Le mobilitazioni antigender che diversi gruppi neofondamentalisti hanno condotto e continuano a condurre, prendendo di mira soprattutto il campo dell’educazione, hanno avuto il paradossale merito di tornare a sottolineare il potenziale sovversivo che la nozione di gender ha svolto, rompendo con le strategie che avevano, in modi molto diversi, in un certo senso normalizzato l’uso del concetto di gender. Concetto, in effetti, che ha esso stesso una storia molto complicata, e non univoca, ma che evidentemente ha dentro più che un elemento che ancora disturba e mette in moto posizionamenti critici. Così, con quel fiuto che i reazionari spesso hanno per quegli elementi “sovversivi” che il discorso progressista tende invece a nascondere o comunque ad edulcorare, gli antigender hanno fatto riemergere un portato corrosivo, non assimilabile, contenuto nello stesso concetto di gender.

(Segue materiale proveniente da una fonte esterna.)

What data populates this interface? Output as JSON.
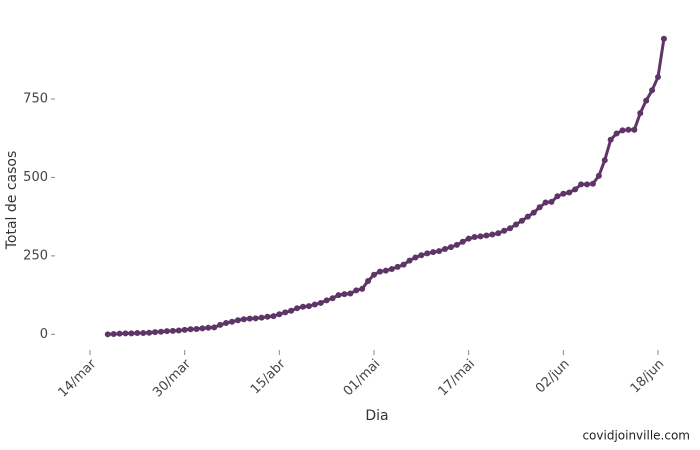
{
  "chart_data": {
    "type": "line",
    "x_label": "Dia",
    "y_label": "Total de casos",
    "annotation": "covidjoinville.com",
    "categories": [
      "14/mar",
      null,
      null,
      null,
      null,
      null,
      null,
      null,
      null,
      null,
      null,
      null,
      null,
      null,
      null,
      null,
      "30/mar",
      null,
      null,
      null,
      null,
      null,
      null,
      null,
      null,
      null,
      null,
      null,
      null,
      null,
      null,
      null,
      "15/abr",
      null,
      null,
      null,
      null,
      null,
      null,
      null,
      null,
      null,
      null,
      null,
      null,
      null,
      null,
      null,
      "01/mai",
      null,
      null,
      null,
      null,
      null,
      null,
      null,
      null,
      null,
      null,
      null,
      null,
      null,
      null,
      null,
      "17/mai",
      null,
      null,
      null,
      null,
      null,
      null,
      null,
      null,
      null,
      null,
      null,
      null,
      null,
      null,
      null,
      "02/jun",
      null,
      null,
      null,
      null,
      null,
      null,
      null,
      null,
      null,
      null,
      null,
      null,
      null,
      null,
      null,
      "18/jun",
      null
    ],
    "series": [
      {
        "name": "Total de casos",
        "color": "#5e3566",
        "values": [
          null,
          null,
          null,
          0,
          1,
          2,
          3,
          3,
          4,
          4,
          5,
          7,
          8,
          10,
          11,
          12,
          14,
          16,
          17,
          19,
          21,
          22,
          30,
          36,
          40,
          45,
          48,
          50,
          51,
          53,
          56,
          58,
          64,
          70,
          75,
          83,
          88,
          90,
          95,
          100,
          108,
          115,
          125,
          128,
          130,
          140,
          145,
          170,
          190,
          200,
          203,
          208,
          215,
          222,
          235,
          245,
          252,
          258,
          262,
          265,
          272,
          278,
          285,
          295,
          305,
          310,
          312,
          315,
          318,
          322,
          330,
          338,
          350,
          362,
          375,
          388,
          405,
          420,
          422,
          440,
          448,
          452,
          462,
          478,
          478,
          480,
          505,
          555,
          620,
          640,
          650,
          652,
          652,
          705,
          745,
          778,
          820,
          942
        ]
      }
    ],
    "ylim": [
      -50,
      970
    ],
    "yticks": [
      0,
      250,
      500,
      750
    ],
    "grid": false
  }
}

Del resto, quasi tutte le genealogie del concetto hanno sottolineato che il primo emergere dell’attenzione per quella faglia, che distingue il corpo presunto biologico dalla sua costruzione sociale, e che il concetto di gender in modi diversi richiama, è stato intensamente politico e subito correlato alla discussione dei limiti costitutivi del concetto di cittadinanza giuridica e politica. La Déclaration des droit des femmes e des citoyennes di Olimpia de Gouges nel 1791 e la Vindication of Rights of Woman di Mary Wollstonecraft del 1792 fissano già la questione nei termini della critica ai confini di quella cittadinanza moderna, che nella versione istituzionalizzata dalla rivoluzione francese era appena nata. Ed era nata costruendo, insieme, un’idea di razionalità universale del soggetto moderno (“tutti i cittadini”) e l’esclusione delle donne da quell’universalismo: collegando quell’esclusione al riferimento alle supposte caratteristiche del sesso femminile, che lo rendevano marginale rispetto a quello spazio pubblico che si andava costruendo. A una cittadinanza moderna che si costruiva come artificio, e che però ricorreva al ricorso ad una supposta natura femminile per bloccare il processo egualitario che essa stessa aveva messo in moto, si contrapponeva, nelle dichiarazioni di Olimpia de Gouges e di Wollstonecraft, il disvelamento dell’ingiustizia di quei limiti, la presa di parola di un soggetto escluso proprio dalla pretesa neutralità del “nascente” soggetto universale. Allo stesso tempo, però, queste rivendicazioni, mentre denunciavano l’ineguaglianza nascosta nella pretesa eguaglianza della “nuova” cittadinanza, non mancavano di sottolineare, in ogni caso, le differenze del sesso, a cominciare dalla capacità di generare. In quello che Carol Pateman definì come Wollstonecraft dilemma, già si delineava una tensione specificamente politica messa in moto dal progetto moderno: da un lato, l’artificializzazione della cittadinanza giuridico-politica metteva in discussione la pretesa naturalità delle gerarchie tra i generi, dall’altro la stessa contestazione della parzialità di quella cittadinanza e del suo falso universalismo richiamava la pretesa naturalità di alcune differenze, e in primo luogo della maternità, nello stesso momento in cui cercava di forzare i confini della cittadinanza stessa.